Polres Karimun Sita 10 Kilogram Ganja

Karimun (ANTARA Kepri) - Kepolisian Resor Karimun, Provinsi Kepulauan Riau, menyita 10 kilogram narkotika jenis ganja senilai Rp80 juta dari tersangka KW, warga asal Medan, Sumatra Utara yang ditangkap di pelabuhan domestik Tanjung Balai Karimun, Kamis pukul 13.30 WIB.
KW yang beralamat di Kecamatan Hamparan Perak Medan ditangkap setelah memperlihatkan gerak-gerik mencurigakan sesaat setelah turun dari kapal MV Dumai Express asal Dumai.
Saat digeledah, polisi menemukan barang bukti berupa tiga paket besar ganja seberat tiga kilogram dan satu paket seberat satu kilogram yang dibungkus kertas koran dalam tas hitam yang ditutupi beberapa potongan pakaian.

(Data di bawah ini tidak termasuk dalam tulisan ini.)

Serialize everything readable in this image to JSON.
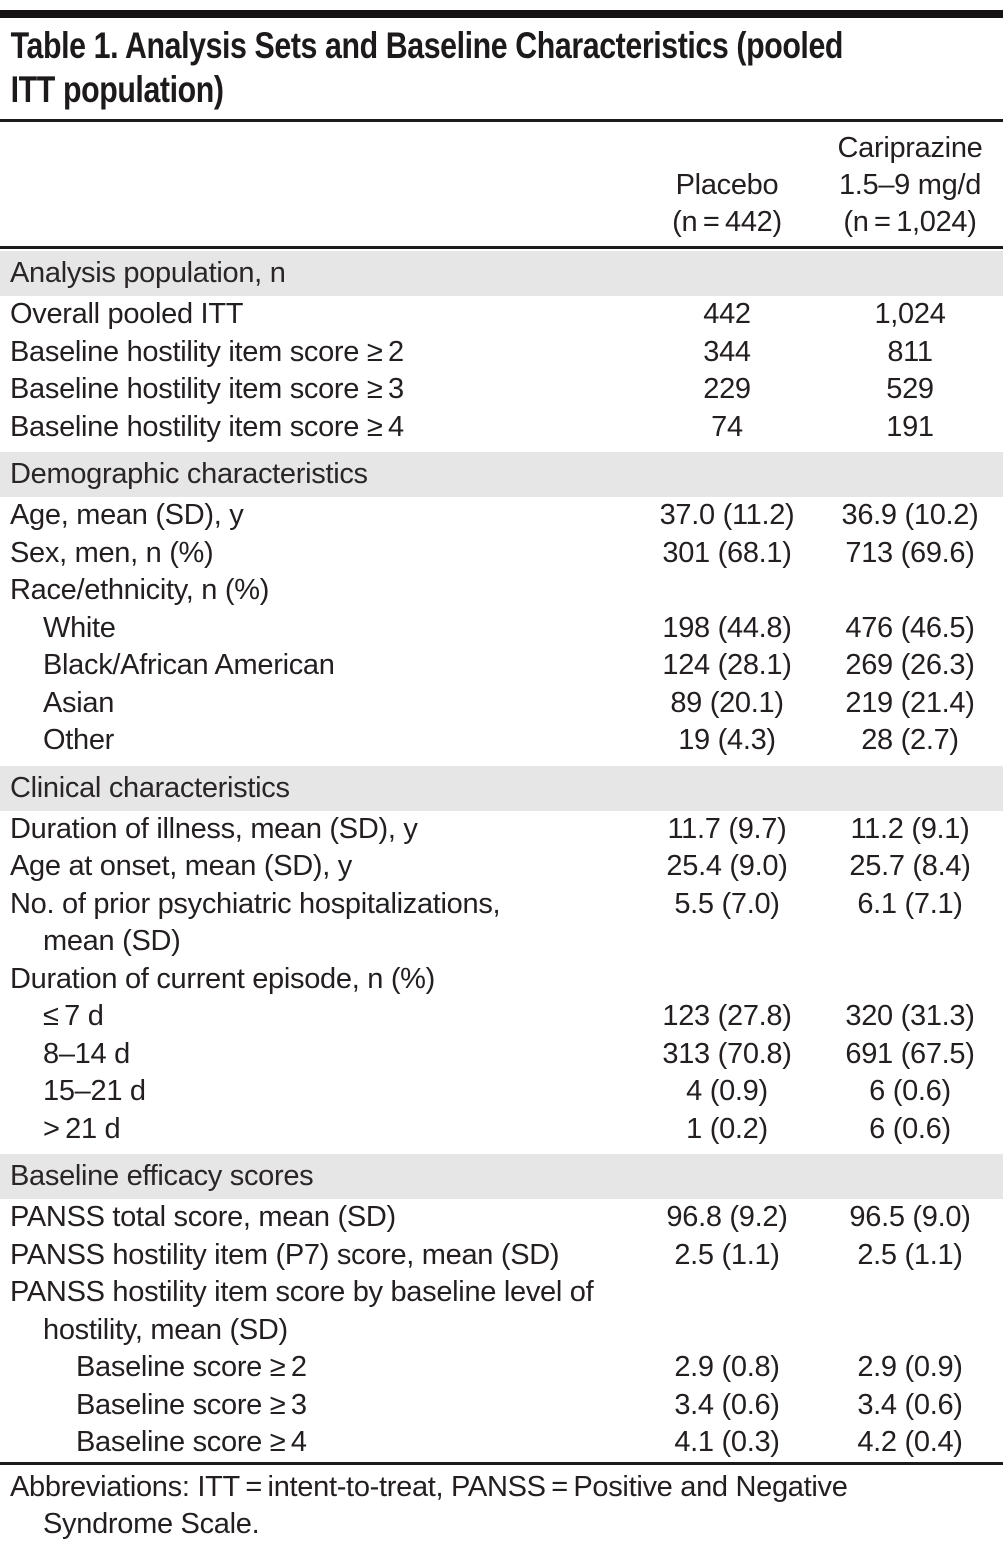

Kapolres Karimun AKBP Dwi Suryo Cahyono didampingi Kasat Narkoba AKP Rimsyahtono dalam keterangan persnya mengatakan, keberhasilan jajarannya menangkap KW merupakan bagian dari upaya memerangi narkoba.
"Kami mengapresiasi informasi masyarakat sehingga berhasil menggagalkan upaya pengedar memasukkan narkoba ke daerah ini. Tersangka dan barang bukti sudah kita amankan dan kita periksa," kata dia.
KW, yang ditemui di Mapolres Karimun mengaku ganja yang dibawanya dari Medan merupakan milik temannya Ri yang berdomisili di Karimun.
"Kami berdua menumpang bus ALS dari Medan menuju Dumai, kemudian naik kapal ke Karimun. Saya hanya disuruh membawa dengan mendapat upah Rp1 juta," katanya.
Dia juga mengaku terpaksa menjadi kurir ganja untuk membantu ibunya yang terlilit utang.
"Ini baru pertama kali saya melakukannya untuk membayar utang ibu saya sebesar Rp15 juta," ucapnya.
Tujuh Tersangka
Selain menangkap KW, Polres Karimun juga menangkap enam tersangka lain yang diduga pengedar ganja dan sabu-sabu dalam kurun tiga hari, sejak Selasa (8/1).
Enam tersangka lain tersebut yaitu, Fa, JH, MR, Ju, RH dan Fir.
Fa dan JH yang merupakan warga Batam ditangkap di depan Hotel Taman Bunga, berdekatan dengan pelabuhan domestik Tanjung Balai Karimun, Rabu (9/1).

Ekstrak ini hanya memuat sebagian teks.